Each trader has a risk tolerance level. Some people will argue that I could make more profit with higher levels. Others will suggest that I have too much at risk, or that I am too arbitrary. As pointed out earlier, traders develop their own standards. At these levels, I am comfortably profitable, and I can sleep at night.
My initial experience left a lot to be desired. Interpret that as, “I lost money.” It quickly became apparent that knowledge was the key to success. Not just the superficial knowledge that the noise of the market and historical data mining offer. Rather, the successful trader needs real knowledge of the market that comes from in-depth analysis and testing. I reverted to the basics. I started spending my time searching for variables that added information content or transformations that made the information content easier to extract from the data. In the process, I became an information trader.
My understanding developed over time. In the process, I began to build a library of situations of predictable behaviors and expectations of the participants in the Bond market.

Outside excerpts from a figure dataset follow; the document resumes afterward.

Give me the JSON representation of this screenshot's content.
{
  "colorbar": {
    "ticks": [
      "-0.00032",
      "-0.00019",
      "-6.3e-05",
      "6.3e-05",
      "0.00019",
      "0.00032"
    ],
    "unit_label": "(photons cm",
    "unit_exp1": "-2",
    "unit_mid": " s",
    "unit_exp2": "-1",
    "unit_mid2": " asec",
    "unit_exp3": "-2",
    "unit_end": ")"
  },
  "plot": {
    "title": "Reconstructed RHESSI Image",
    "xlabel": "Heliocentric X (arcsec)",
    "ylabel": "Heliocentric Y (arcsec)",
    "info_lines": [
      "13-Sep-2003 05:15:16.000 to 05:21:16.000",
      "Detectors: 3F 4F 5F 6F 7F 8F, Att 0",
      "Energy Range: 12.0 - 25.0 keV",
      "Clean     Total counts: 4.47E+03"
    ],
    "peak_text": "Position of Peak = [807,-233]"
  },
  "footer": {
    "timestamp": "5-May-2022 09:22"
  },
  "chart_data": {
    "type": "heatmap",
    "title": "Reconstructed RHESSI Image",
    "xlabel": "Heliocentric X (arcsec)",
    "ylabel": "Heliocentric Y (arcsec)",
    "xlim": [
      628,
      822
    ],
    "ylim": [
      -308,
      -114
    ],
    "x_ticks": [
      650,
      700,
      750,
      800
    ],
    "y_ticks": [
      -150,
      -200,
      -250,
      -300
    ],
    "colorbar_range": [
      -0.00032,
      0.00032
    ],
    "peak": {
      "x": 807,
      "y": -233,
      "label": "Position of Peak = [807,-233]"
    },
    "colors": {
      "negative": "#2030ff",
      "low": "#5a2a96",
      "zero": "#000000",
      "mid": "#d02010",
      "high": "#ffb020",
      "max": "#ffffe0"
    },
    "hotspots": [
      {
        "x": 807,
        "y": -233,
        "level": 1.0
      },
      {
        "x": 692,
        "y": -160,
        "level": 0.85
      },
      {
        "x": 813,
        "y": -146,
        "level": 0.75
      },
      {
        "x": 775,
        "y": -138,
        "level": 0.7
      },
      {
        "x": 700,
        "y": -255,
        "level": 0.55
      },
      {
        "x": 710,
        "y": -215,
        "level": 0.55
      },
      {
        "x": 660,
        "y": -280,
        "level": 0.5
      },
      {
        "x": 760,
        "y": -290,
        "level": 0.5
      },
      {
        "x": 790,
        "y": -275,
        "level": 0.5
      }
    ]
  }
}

Like many data mining practitioners, I had concluded that Fridays are significantly different than other trading days. This superficial knowledge is rediscovered and confirmed regularly. By studying the market, I gained an understanding of why the behavior of the market participants was different on Friday. Trading Bond futures is, in essence, trading interest rates. What has an effect on interest rates also has an effect on Bond prices. The simple fact is that many scheduled government reports that affect interest rates are released on Friday. These are known events. However, if a trader blindly focuses on the data, he sees only the impact of the event and cannot anticipate it.
The basics, like knowing the average daily price range for the past month, the past quarter or the past five years, significantly enhance your opportunity for profit. Attempting to extract a one point profit (32 ticks) from a position using an intra-day trade is noteworthy. Knowing that non-news days for the past year have an average daily range of 18 ticks makes an information trader question the expected probability of success.
Over time, I have reintroduced the advanced technologies, drawing on their strengths. The principle of strange attractors, from chaos theory, has contributed to my range predictions, to my trend classification capabilities and to my ability to consider multiple time frames. Neural computing has helped me identify variables that consistently exhibit strong information content, examine the interaction among variables and consider the non-linear aspects of the data. I have utilized the capabilities of expert systems, genetic algorithms and fuzzy logic as well.
None of these technologies are a panacea. The data mining practitioner has a box of tools and must understand how to use each appropriately and effectively. This involves taking what has value to the trader and discarding the rest. In mining the data, the practitioner is better served by using traditional techniques well than by using advanced technology poorly.
Successful mining of data in the financial market requires extensive effort and a diverse set of skills. The potential rewards are significant. This article has examined a number of key issues. Inappropriate handling of these issues has hindered the data mining performance of many traders. Trading information, rather than noise, involves developing a well-defined set of skills that meet the needs of the individual trader. A clear understanding of the objective is critical. Enhancing the information content of your data adds value. Applying diverse techniques, new and old, enhances the data miner’s library.
As the number of techniques in your library grows, so do the number of opportunities you have to trade. You do not have to trade. You should be driven by the need to reduce your trading activity to high quality opportunities, not by the urgency to take a position to justify the time you have spent watching the market. There is no need to become one of the casualties of the markets.